When they were halfway there, the lady let out a scream. “What is it?” Grandpa Harold asked in a panicky voice. “My water broke!” the lady shrieked. Grandpa Harold pulled the car over, took a deep breath, gritted his teeth as he exhaled, and applied the parking brake. Then he leaned over, rolled up his pant legs, and steeled himself for the rest of the drive, expecting to have several inches of water filling the car momentarily.
* * *
I had a fish-out-of-water moment when I was 16. It was an honest misunderstanding in the midst of a tragic event. One of my best coaches in virtually every sport I played all throughout youth, Nathan Roth, passed away at the age of 45. More personal still, though, was that Coach Roth was the father of one of my best friends, Phil. The Roth family — all of whom I just adored — was sitting shivah at Phil’s grandmother’s house in Beachwood, Ohio, a suburb of Cleveland about five miles from our houses in Moreland Hills. I picked up my friend, Annie Chen, and we drove to Beachwood to pay our respects to the Roth family. Phil’s grandmother lived on the same street as my grandmother, so I parked at Grandma Sally’s house and we walked eight doors down to a similar-looking house.

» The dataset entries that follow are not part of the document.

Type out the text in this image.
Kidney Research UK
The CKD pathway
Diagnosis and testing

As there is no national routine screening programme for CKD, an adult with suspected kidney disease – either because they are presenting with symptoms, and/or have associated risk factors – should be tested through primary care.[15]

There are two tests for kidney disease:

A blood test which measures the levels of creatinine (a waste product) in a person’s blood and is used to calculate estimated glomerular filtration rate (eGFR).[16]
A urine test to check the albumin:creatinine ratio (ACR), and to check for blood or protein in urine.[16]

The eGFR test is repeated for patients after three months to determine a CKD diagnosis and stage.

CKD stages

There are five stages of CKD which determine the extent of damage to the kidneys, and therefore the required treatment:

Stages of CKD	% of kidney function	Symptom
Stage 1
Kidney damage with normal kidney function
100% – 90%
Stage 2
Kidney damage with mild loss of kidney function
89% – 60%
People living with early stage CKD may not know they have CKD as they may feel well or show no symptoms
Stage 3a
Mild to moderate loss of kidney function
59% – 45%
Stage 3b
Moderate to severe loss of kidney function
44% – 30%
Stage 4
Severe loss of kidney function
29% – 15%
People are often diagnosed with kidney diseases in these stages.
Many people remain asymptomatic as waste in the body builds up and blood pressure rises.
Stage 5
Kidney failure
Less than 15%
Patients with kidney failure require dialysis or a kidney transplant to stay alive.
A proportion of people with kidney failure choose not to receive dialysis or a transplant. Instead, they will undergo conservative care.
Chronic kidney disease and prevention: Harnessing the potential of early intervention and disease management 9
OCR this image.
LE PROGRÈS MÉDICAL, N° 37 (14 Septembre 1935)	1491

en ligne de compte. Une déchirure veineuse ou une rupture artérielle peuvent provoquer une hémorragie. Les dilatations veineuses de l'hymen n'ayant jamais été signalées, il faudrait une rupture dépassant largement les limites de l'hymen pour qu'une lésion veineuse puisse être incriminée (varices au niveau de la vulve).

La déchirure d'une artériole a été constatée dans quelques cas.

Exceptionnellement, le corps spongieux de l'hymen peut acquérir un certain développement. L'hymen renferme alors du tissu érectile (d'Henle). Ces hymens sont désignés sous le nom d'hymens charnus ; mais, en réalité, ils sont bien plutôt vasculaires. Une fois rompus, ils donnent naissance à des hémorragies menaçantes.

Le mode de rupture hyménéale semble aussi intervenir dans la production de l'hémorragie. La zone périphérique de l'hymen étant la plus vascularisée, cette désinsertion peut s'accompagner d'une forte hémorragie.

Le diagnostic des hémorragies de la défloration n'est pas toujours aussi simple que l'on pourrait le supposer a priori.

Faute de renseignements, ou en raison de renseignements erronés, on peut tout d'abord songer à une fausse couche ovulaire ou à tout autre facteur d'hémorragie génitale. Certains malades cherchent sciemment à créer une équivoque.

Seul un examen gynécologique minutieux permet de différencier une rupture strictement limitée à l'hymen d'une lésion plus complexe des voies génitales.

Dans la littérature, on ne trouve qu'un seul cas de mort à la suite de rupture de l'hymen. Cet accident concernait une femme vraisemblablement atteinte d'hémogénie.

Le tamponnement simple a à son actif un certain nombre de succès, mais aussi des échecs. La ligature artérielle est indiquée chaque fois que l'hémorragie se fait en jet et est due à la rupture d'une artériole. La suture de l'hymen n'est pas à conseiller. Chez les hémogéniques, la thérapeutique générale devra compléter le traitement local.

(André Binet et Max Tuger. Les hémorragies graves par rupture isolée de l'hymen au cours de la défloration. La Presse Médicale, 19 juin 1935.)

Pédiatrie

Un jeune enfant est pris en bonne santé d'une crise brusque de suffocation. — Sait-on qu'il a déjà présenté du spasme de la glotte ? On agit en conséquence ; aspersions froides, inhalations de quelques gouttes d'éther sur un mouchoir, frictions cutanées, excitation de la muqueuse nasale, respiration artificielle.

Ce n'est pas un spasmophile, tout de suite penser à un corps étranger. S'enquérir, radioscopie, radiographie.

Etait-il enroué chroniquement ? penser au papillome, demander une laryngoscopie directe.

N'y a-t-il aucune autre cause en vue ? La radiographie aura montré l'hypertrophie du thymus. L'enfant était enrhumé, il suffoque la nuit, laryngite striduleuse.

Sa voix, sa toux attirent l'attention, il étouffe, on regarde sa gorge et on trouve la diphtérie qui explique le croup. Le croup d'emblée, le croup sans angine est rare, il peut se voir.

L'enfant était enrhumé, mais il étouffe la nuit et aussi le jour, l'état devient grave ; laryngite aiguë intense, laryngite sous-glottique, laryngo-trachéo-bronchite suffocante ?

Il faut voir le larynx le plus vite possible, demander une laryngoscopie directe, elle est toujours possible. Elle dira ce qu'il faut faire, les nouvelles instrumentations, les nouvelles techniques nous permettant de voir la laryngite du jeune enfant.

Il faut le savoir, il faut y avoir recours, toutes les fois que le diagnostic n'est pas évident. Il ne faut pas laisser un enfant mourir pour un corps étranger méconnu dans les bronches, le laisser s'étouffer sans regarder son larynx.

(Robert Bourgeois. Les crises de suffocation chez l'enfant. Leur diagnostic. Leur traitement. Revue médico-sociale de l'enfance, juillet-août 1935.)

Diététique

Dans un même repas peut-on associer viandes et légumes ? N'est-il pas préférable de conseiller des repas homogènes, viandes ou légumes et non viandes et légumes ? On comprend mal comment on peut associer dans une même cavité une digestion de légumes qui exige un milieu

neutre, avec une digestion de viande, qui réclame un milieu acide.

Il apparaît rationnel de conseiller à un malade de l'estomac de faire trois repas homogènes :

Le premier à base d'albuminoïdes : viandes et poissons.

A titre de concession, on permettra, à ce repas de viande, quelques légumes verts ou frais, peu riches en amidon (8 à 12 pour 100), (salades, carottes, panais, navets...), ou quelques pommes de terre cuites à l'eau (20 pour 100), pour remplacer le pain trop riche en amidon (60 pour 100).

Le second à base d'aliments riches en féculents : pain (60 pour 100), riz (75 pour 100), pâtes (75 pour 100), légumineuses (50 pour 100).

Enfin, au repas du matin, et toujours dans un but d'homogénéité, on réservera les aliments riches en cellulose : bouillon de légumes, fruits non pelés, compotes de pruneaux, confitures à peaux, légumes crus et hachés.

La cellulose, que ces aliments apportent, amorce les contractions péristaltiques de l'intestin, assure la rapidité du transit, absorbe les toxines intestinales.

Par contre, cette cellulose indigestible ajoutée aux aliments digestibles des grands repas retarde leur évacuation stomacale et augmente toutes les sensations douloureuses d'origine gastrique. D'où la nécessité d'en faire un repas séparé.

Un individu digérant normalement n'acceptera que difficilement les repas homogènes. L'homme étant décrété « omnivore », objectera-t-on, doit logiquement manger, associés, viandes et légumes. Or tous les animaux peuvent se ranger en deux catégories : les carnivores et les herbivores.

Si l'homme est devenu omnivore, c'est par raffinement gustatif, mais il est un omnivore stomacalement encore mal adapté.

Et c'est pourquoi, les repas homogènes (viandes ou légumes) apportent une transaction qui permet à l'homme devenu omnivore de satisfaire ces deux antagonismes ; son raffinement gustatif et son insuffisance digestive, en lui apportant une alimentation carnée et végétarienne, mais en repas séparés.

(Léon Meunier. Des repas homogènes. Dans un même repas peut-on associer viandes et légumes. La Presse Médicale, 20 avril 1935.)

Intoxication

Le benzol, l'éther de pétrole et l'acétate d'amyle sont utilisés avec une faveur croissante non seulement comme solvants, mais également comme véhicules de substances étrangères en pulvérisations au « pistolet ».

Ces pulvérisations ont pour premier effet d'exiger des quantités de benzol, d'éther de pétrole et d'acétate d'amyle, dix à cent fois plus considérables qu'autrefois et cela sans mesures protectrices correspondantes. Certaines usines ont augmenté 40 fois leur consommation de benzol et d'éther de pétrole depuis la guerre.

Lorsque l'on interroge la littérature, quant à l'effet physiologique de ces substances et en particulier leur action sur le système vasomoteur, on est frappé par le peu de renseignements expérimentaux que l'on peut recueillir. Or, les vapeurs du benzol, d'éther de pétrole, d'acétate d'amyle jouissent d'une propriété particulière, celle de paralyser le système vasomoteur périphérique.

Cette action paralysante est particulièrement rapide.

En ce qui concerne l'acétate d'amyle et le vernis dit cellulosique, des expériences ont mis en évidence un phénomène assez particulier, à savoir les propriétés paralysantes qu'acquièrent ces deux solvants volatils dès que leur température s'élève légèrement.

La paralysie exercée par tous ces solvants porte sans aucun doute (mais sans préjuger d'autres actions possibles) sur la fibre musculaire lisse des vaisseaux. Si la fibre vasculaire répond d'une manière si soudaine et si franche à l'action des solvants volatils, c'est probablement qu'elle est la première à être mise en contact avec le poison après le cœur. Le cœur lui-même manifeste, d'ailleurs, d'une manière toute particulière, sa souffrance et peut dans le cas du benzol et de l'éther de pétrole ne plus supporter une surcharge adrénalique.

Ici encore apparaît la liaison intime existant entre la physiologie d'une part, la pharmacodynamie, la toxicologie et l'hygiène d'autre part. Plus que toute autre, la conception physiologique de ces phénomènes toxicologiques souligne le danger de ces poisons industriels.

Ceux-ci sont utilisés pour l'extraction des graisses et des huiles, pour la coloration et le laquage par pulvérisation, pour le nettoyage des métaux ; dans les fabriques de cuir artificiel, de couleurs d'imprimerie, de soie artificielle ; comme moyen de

Jewish tradition holds that when paying respects to a family sitting shivah, you are supposed to just walk in. No ringing bells or knocking on doors, as it’s essentially an open house. So Annie and I just walked in.
There was a couple sitting in the kitchen whom I didn’t recognize, but they were my parents’ age, so I assumed they were friends with Coach Roth. “Hi,” the lady said. “Hi,” Annie and I said in unison. “Can we help you?” the man queried. I looked at Annie, and then I looked around the house. I heard some movement upstairs and figured the Roth family was receiving visitors there. “Where is everybody?” I asked as I made my way toward the staircase. The couple looked at each other. “Well, Richie just got home from soccer practice,” the lady said. “He’ll be out of the shower in a minute.” “Oh, good,” I replied, backing away from the stairs. Annie looked at me for guidance, since it was me who had walked us into this mess. “We’ll just be outside, waiting in the car. Tell him to come on out and see us when he’s done.”
Once we got outside, we didn’t wait for Richie.
* * *
I had fish-out-of-water stories on the brain when I met Tim Johnson in Alberta, Canada. Tim is an accomplished Canadian journalist. I asked myself: How does an American editor get a Canadian writer out of his comfort zone while still serving the airline’s passengers? And then it hit me: Send him to the Brazilian rain forest, of course.
Along the same lines, Muhammad Ali was certainly a big fish, yet he was decidedly out of water during the run-up to his iconic fight with Sonny Liston 50 years ago. And a simple DNA test will most likely take you out of your comfort zone when you see who your ancestors were.
It’s been almost 15 years since I’ve spoken with Phil or Annie — one of those unfortunate results of time marching on. Last I heard, Phil was living in Miami and Annie in Portland, Ore. Perhaps I’ll give them each a fish-out-of-water moment and call them up out of the blue.